The credit bureaus have an interesting profit model. Banks, lenders, and many other companies share information about their clients with the credit bureaus at no charge. The credit bureaus then compile this information and sell it, in the form of credit reports, to various parties that need some insight into your financial history -- lenders, insurers, potential employers, landlords, and more.
These credit reports are extremely valuable to financial institutions, because they help lenders determine which individuals would be profitable clients. Without a credit report, your bank wouldn't know how much money it's safe to lend you or what interest rate it should charge on the loan. For landlords, your credit report serves as an indicator of how likely you are to keep up with rent, and for employers, a spotless credit report is a sign of reliability.

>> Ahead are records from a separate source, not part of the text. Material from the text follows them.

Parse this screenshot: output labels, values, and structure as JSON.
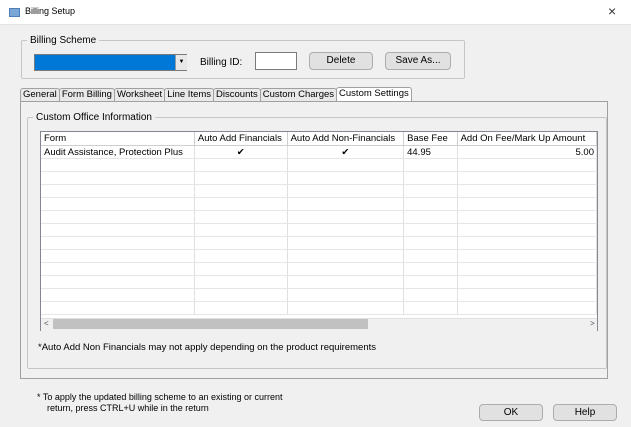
{
  "window": {
    "title": "Billing Setup",
    "close_glyph": "×"
  },
  "billing_scheme": {
    "legend": "Billing Scheme",
    "selected_value": "",
    "billing_id_label": "Billing ID:",
    "billing_id_value": "",
    "delete_label": "Delete",
    "save_as_label": "Save As..."
  },
  "tabs": [
    {
      "label": "General",
      "active": false
    },
    {
      "label": "Form Billing",
      "active": false
    },
    {
      "label": "Worksheet",
      "active": false
    },
    {
      "label": "Line Items",
      "active": false
    },
    {
      "label": "Discounts",
      "active": false
    },
    {
      "label": "Custom Charges",
      "active": false
    },
    {
      "label": "Custom Settings",
      "active": true
    }
  ],
  "custom_office": {
    "legend": "Custom Office Information",
    "columns": [
      "Form",
      "Auto Add Financials",
      "Auto Add Non-Financials",
      "Base Fee",
      "Add On Fee/Mark Up Amount"
    ],
    "rows": [
      {
        "form": "Audit Assistance, Protection Plus",
        "auto_fin": "✔",
        "auto_nonfin": "✔",
        "base_fee": "44.95",
        "add_on": "5.00"
      }
    ],
    "note": "*Auto Add Non Financials may not apply depending on the product requirements"
  },
  "footer": {
    "note_line1": "* To apply the updated billing scheme to an existing or current",
    "note_line2": "return, press CTRL+U while in the return",
    "ok_label": "OK",
    "help_label": "Help"
  },
  "colors": {
    "selection": "#0078d7",
    "window_bg": "#f0f0f0"
  }
}
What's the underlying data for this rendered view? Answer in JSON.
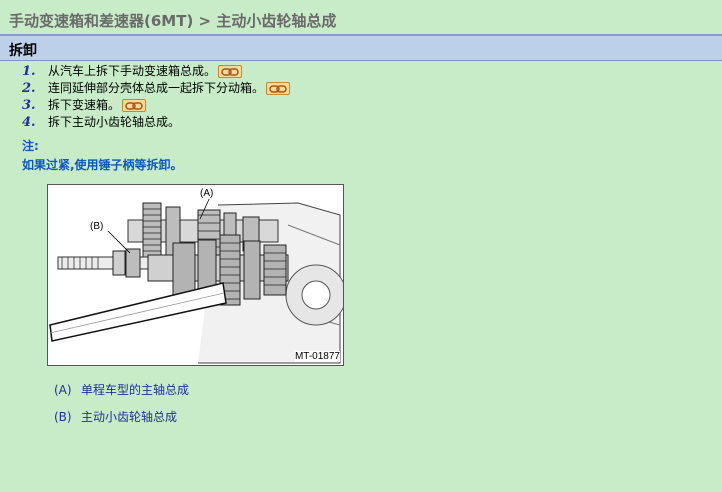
{
  "header": {
    "breadcrumb": "手动变速箱和差速器(6MT) > 主动小齿轮轴总成"
  },
  "section": {
    "title": "拆卸"
  },
  "steps": [
    {
      "num": "1.",
      "text": "从汽车上拆下手动变速箱总成。",
      "has_link": true
    },
    {
      "num": "2.",
      "text": "连同延伸部分壳体总成一起拆下分动箱。",
      "has_link": true
    },
    {
      "num": "3.",
      "text": "拆下变速箱。",
      "has_link": true
    },
    {
      "num": "4.",
      "text": "拆下主动小齿轮轴总成。",
      "has_link": false
    }
  ],
  "note": {
    "label": "注:",
    "text": "如果过紧,使用锤子柄等拆卸。"
  },
  "figure": {
    "callout_a": "(A)",
    "callout_b": "(B)",
    "code": "MT-01877"
  },
  "legend": [
    {
      "key": "(A)",
      "text": "单程车型的主轴总成"
    },
    {
      "key": "(B)",
      "text": "主动小齿轮轴总成"
    }
  ],
  "icons": {
    "reference_link": "chain-link-icon"
  },
  "colors": {
    "background": "#c8ecc8",
    "section_bar": "#bdd0ea",
    "note": "#0d57c4",
    "step_number": "#1f2f9a"
  }
}
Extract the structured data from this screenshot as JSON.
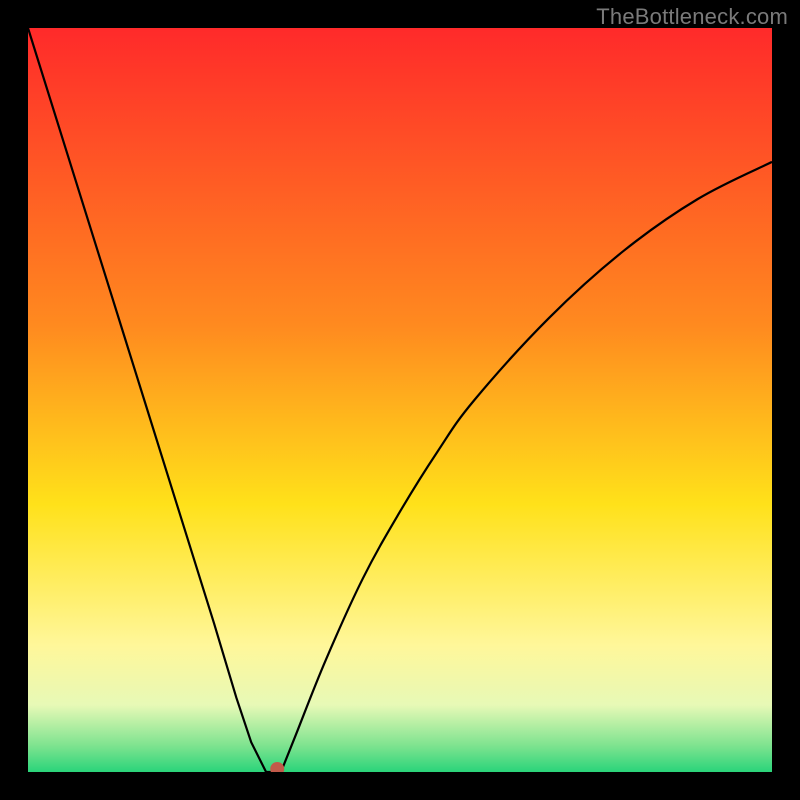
{
  "watermark": "TheBottleneck.com",
  "chart_data": {
    "type": "line",
    "title": "",
    "xlabel": "",
    "ylabel": "",
    "xlim": [
      0,
      100
    ],
    "ylim": [
      0,
      100
    ],
    "x": [
      0,
      5,
      10,
      15,
      20,
      25,
      28,
      30,
      32,
      33,
      34,
      36,
      40,
      45,
      50,
      55,
      60,
      70,
      80,
      90,
      100
    ],
    "y": [
      100,
      84,
      68,
      52,
      36,
      20,
      10,
      4,
      0,
      0,
      0,
      5,
      15,
      26,
      35,
      43,
      50,
      61,
      70,
      77,
      82
    ],
    "vertex_x": 32,
    "marker": {
      "x": 33.5,
      "y": 0,
      "color": "#c25a4a"
    },
    "gradient_colors": [
      {
        "pos": 0.0,
        "color": "#ff2a2a"
      },
      {
        "pos": 0.4,
        "color": "#ff8a1f"
      },
      {
        "pos": 0.64,
        "color": "#ffe11a"
      },
      {
        "pos": 0.83,
        "color": "#fff79a"
      },
      {
        "pos": 0.91,
        "color": "#e7f9b6"
      },
      {
        "pos": 0.965,
        "color": "#7de38f"
      },
      {
        "pos": 1.0,
        "color": "#2ad47a"
      }
    ]
  }
}
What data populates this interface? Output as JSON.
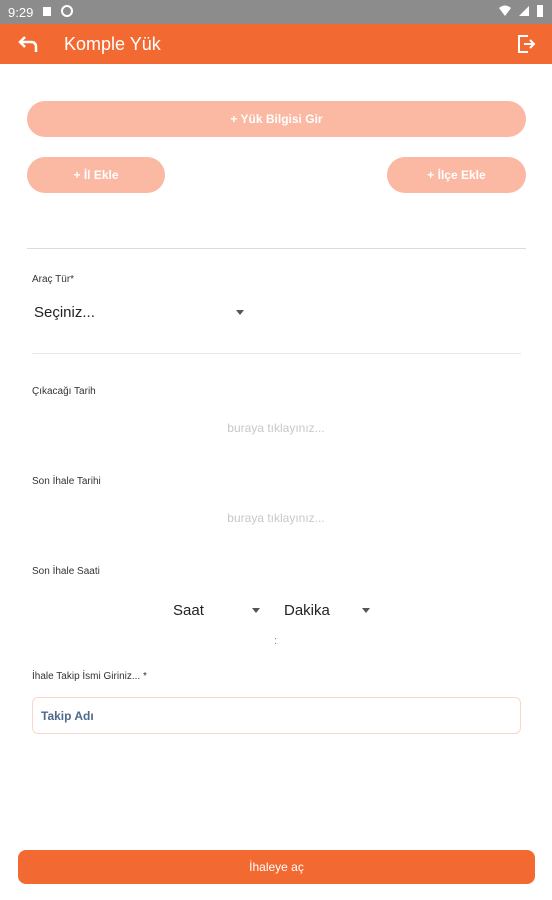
{
  "status": {
    "time": "9:29"
  },
  "toolbar": {
    "title": "Komple Yük"
  },
  "buttons": {
    "add_cargo": "+ Yük Bilgisi Gir",
    "add_city": "+ İl Ekle",
    "add_district": "+ İlçe Ekle",
    "submit": "İhaleye aç"
  },
  "form": {
    "vehicle_type_label": "Araç Tür*",
    "vehicle_type_value": "Seçiniz...",
    "departure_date_label": "Çıkacağı Tarih",
    "departure_date_placeholder": "buraya tıklayınız...",
    "last_bid_date_label": "Son İhale Tarihi",
    "last_bid_date_placeholder": "buraya tıklayınız...",
    "last_bid_time_label": "Son İhale Saati",
    "hour_value": "Saat",
    "minute_value": "Dakika",
    "time_separator": ":",
    "tracking_name_label": "İhale Takip İsmi Giriniz... *",
    "tracking_name_placeholder": "Takip Adı"
  },
  "colors": {
    "accent": "#f26a32",
    "pill": "#fbb8a3"
  }
}
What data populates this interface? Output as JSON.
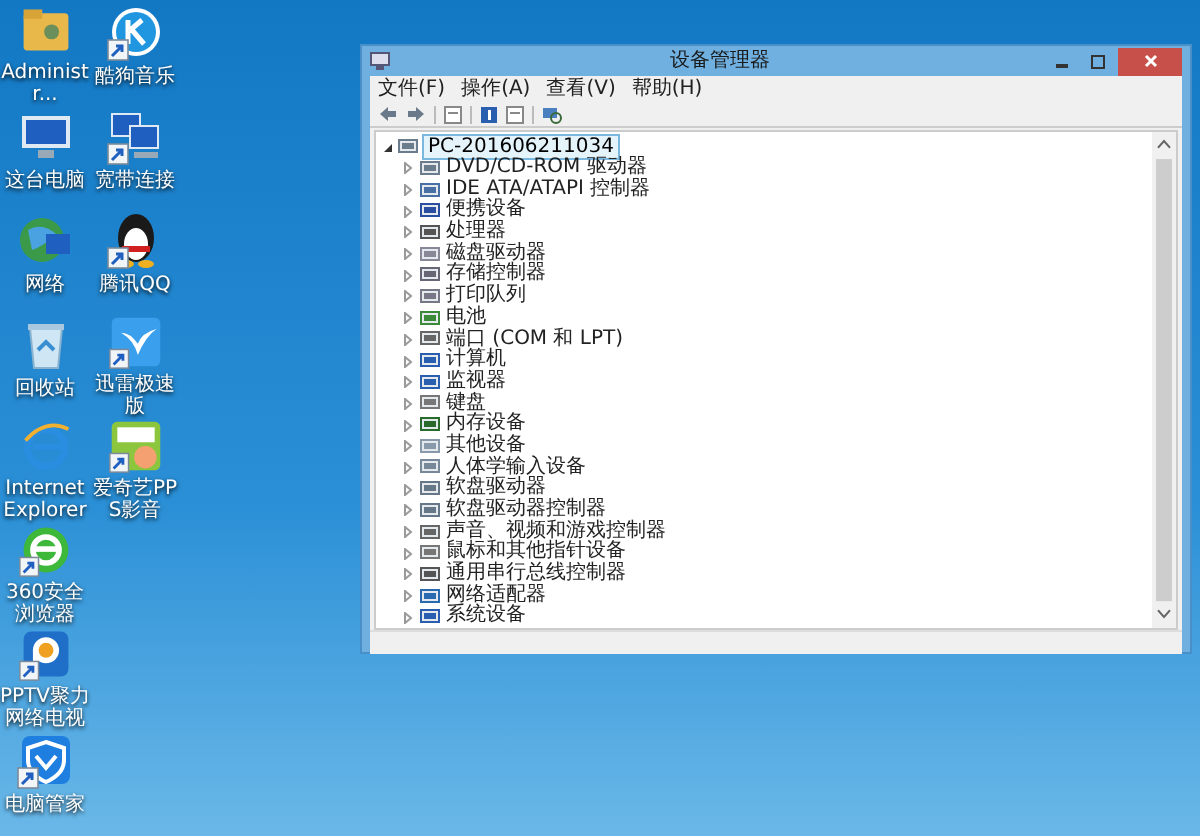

Your credit report contains some (but not all) of the most important financial data from your past and present. Credit reports include a list of your current and past credit products, including:
Your report will also have the amount of debt you're currently carrying and any late payments or other payment problems you may have had in the last few years. Serious credit issues like tax liens and bankruptcies will also appear on your report. However, your credit report will not include details of your job history or employment status, your income, or certain personal information such as your marital status.
Your credit score is the result of a complicated calculation done by the credit bureau that sums up everything from your credit report to determine how much risk you present for lenders. A high score means that you have a strong track record of keeping up with payments, keeping your debt load low, and generally acting responsibly to lenders, which makes you a low-risk client. A low credit score means that you have a somewhat shadier financial past, such as a history of late payments or collections activity. If you have little or no credit history, you'll have a low score because the credit bureaus don't have enough information about you to decide if you're a risk or not.
The problem with credit scores is that there are tons of different ways to calculate them, so most people have several different credit scores depending on which credit bureau is providing the score. The two basic credit scoring models are FICO and VantageScore. But each of these two scoring models comes in multiple variations, and on top of that, some items from your financial history may not make it to all three credit bureaus. This can create a considerable difference in your scores from those bureaus.
It's a bit creepy knowing that the three credit bureaus are collecting all your sensitive financial data, especially in the wake of the Equifax hack. Unfortunately, there's no way to keep lenders and collections agencies from reporting your information to these companies.
You can minimize any potential problems related to the credit bureaus by checking your credit reports on a regular basis and acting promptly if you find any errors. It's also wise to keep an eye on your credit cards and other open credit products to make sure no one's misusing those accounts. If you have a card that you rarely use, sign up for alerts on that card so that you'll be notified if any transactions occur, and periodically review the statements for your more active cards. Finally, if you see any signs of fraud or identity theft, consider placing a credit freeze with the three credit bureaus. Or, at the very least, set up a fraud alert. These steps could help you become especially diligent about monitoring your credit card activity in the future.